USA — When he left the Army, Iraq war veteran John Gallagher had little idea what he would do. The infantryman had few job skills, couldn’t abide the idea of sitting behind a desk and would be entering a

job market where veterans are unemployed at a rate of more than 13 percent. “I wanted something to get me on my feet,” said Gallagher, 26.

John Gallagher, an Iraqi war veteran from Redding, Calif., is a member of the Veterans Green Corps, a group that has partnered with the California Conservation Corps and U.S. Forest Service to train military veterans for jobs in the forest service. On Thursday, Aug. 31, 2011 the green corps was working to restore the Angora fire area near South Lake Tahoe. / Marilyn Newton / RGJ

On Wednesday, Gallagher was among a crew on a fire-scarred ridge at Lake Tahoe, toppling dead trees with a chain saw in an effort to restore land burned by the Angora Fire of 2007.

“We’re all excited to be a part of this,” Gallagher said of a pilot program he hopes will help secure him a job on a Hotshot firefighting crew.

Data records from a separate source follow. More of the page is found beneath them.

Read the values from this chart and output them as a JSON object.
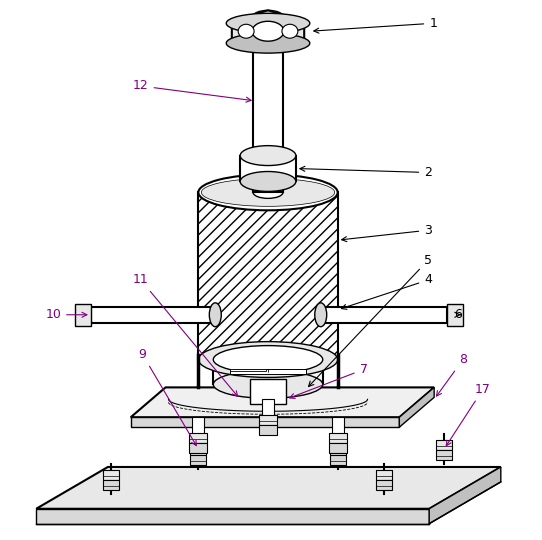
{
  "bg_color": "#ffffff",
  "line_color": "#000000",
  "fig_width": 5.42,
  "fig_height": 5.4,
  "dpi": 100,
  "purple": "#800080",
  "black": "#000000",
  "gray_light": "#e8e8e8",
  "gray_mid": "#d8d8d8",
  "gray_dark": "#c0c0c0"
}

Officials with the U.S. Forest Service and California Conservation Corps on Wednesday showcased the Veterans Green Corps, a $1.5 million experiment designed to employ veterans to conduct forest health and wildfire prevention work.

The vets receive training that could make them desirable hires for full-time firefighting and forestry jobs, said Randy Moore, regional forester.

The program offers an important opportunity for veterans, many returning from combat in Afghanistan or Iraq, who come home to an uncertain job market, said David Muraki, director of the California Conservation Corps.

“It really provides an important opportunity during what really is a tough transition,” Muraki said.

The veterans are also providing a needed boost in manpower at the site of the Angora Fire, which blasted through tinder-dry forest and destroyed 254 homes outside South Lake Tahoe in June 2007.

The restoration project, delayed by a legal challenge, is now proceeding on a fast track as winter approaches, said Nancy Gibson, supervisor of the Forest Service’s Tahoe unit.

“We honestly couldn’t do it without their help,” Gibson said. “We really need to get a lot of this work done before the rainy season.”

In the Angora burn area, the veteran crew is felling trees and piling the wood for burning. The veterans will labor alongside Forest Service workers through October, clearing brush, thinning vegetation and conducting prescribed burning.

For Gallagher, the job offers an important chance to move on after military service.

“Nothing is going to be handed to you, so you’ve got to work on it,” he said.